Extraction Graphs can be setup declaritively on a namespace, using the HTTP API or any of the clients

extraction_graph_spec = """
name: 'myextractiongraph'
extraction_policies:
  - extractor: 'tensorlake/minilm-l6'
    name: 'minilml6'
    labels_eq: source:google
"""
extraction_graph = ExtractionGraph.from_yaml(extraction_graph_spec)
client.create_extraction_graph(extraction_graph)  
const client = await IndexifyClient.createClient();
const graph = ExtractionGraph.fromYaml(`
name: 'myextractiongraph'
extraction_policies:
  - extractor: 'tensorlake/minilm-l6'
    name: 'minilml6'
    labels_eq: source:google
`);
await client.createExtractionGraph(graph);
curl -v -X POST http://localhost:8900/namespaces/default/extraction_graphs \
-H "Content-Type: application/json" \
-d '
{
    "name": "myextractiongraph",
    "extraction_policies": [
        {
          "extractor": "tensorlake/minilm-l6",
          "name": "minil6",
          "filters_eq": "source:google"
        }
    ]
}'

This creates an extraction graph -

  1. name - myextractiongraph
  2. extraction_policies - List of extractors that the pipeline runs when data is uploaded into it from external sources -
  3. extractor - Name of the extractor function
  4. name - Give it a unique name, since the same extractor can be repeated multiple times.
  5. filter_eq - The filters to evaluate to decide whether content ingested into the graph should be processed by the extractor.

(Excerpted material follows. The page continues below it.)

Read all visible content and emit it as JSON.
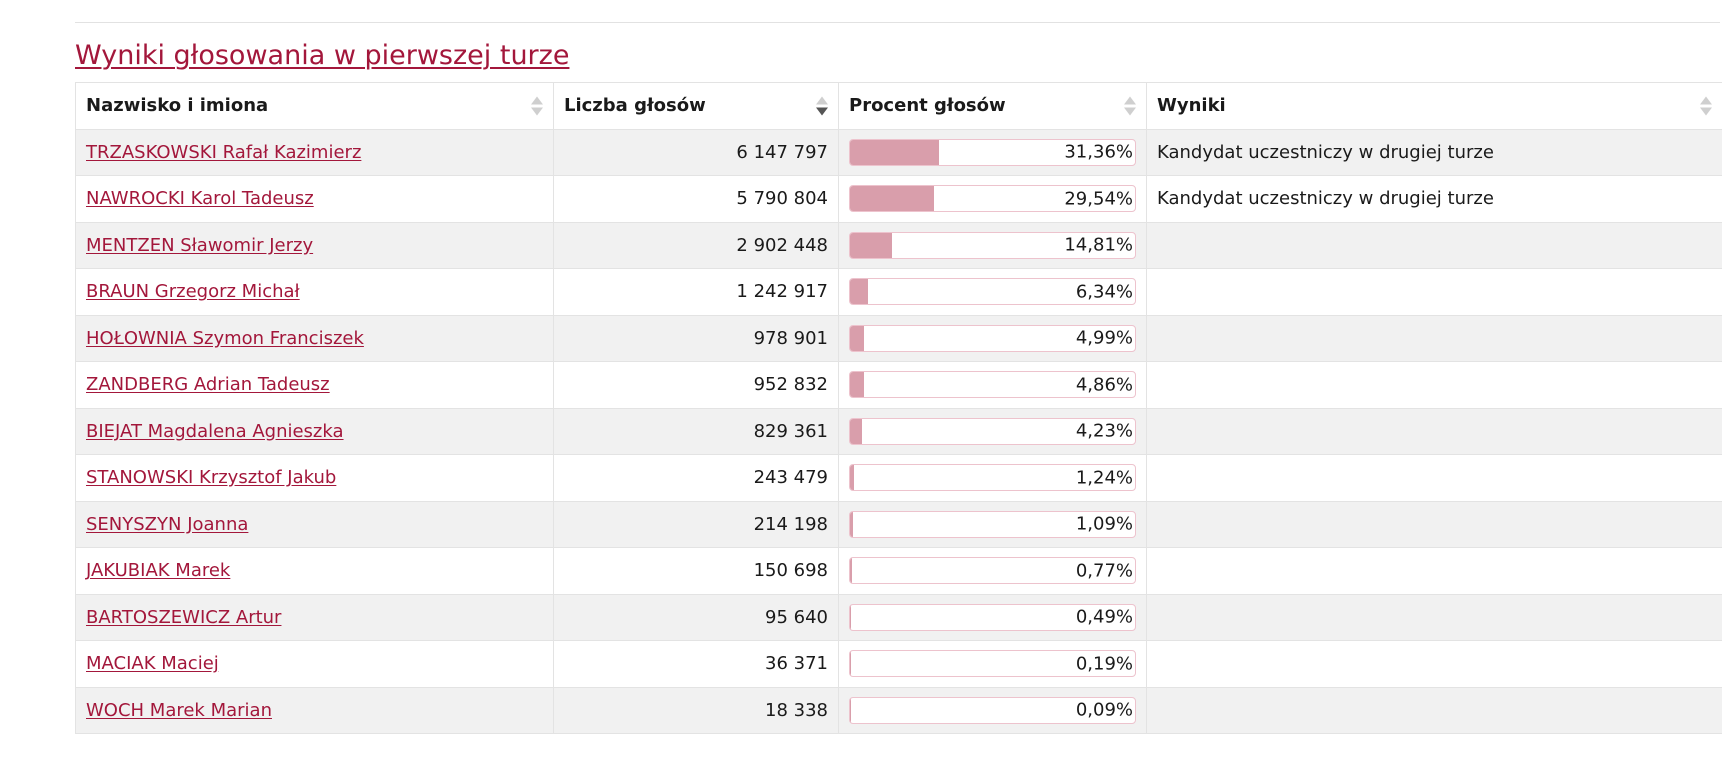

Chained Extraction Graph Policies

Mulitple extractors can be chained together in a single graph. Specify a content_source in a policy to send content from an upstream extractor to downstream.

For ex -

extraction_graph_spec = """
name: 'myextractiongraph'
extraction_policies:
  - extractor: 'tensorlake/chunk-extractor'
    name: 'chunked-text'
  - extractor: 'tensorlake/minilm-l6'
    name: 'minilml6'
    content_source: 'chunked-text'
"""
extraction_graph = ExtractionGraph.from_yaml(extraction_graph_spec)
client.create_extraction_graph(extraction_graph)  
const graph = ExtractionGraph.fromYaml(`
name: 'myextractiongraph'
extraction_policies:
  - extractor: 'tensorlake/wikipedia'
    name: 'chunked-text'
  - extractor: 'tensorlake/minilm-l6'
    name: 'minilml6'
    content_source: 'chunked-text'
`);
await client.createExtractionGraph(graph);

In this example any text uploaded into the graph is chunked using the chunking extractor, the chunked text is then passed into the embedding extractor to generate text embeddings from the chunks.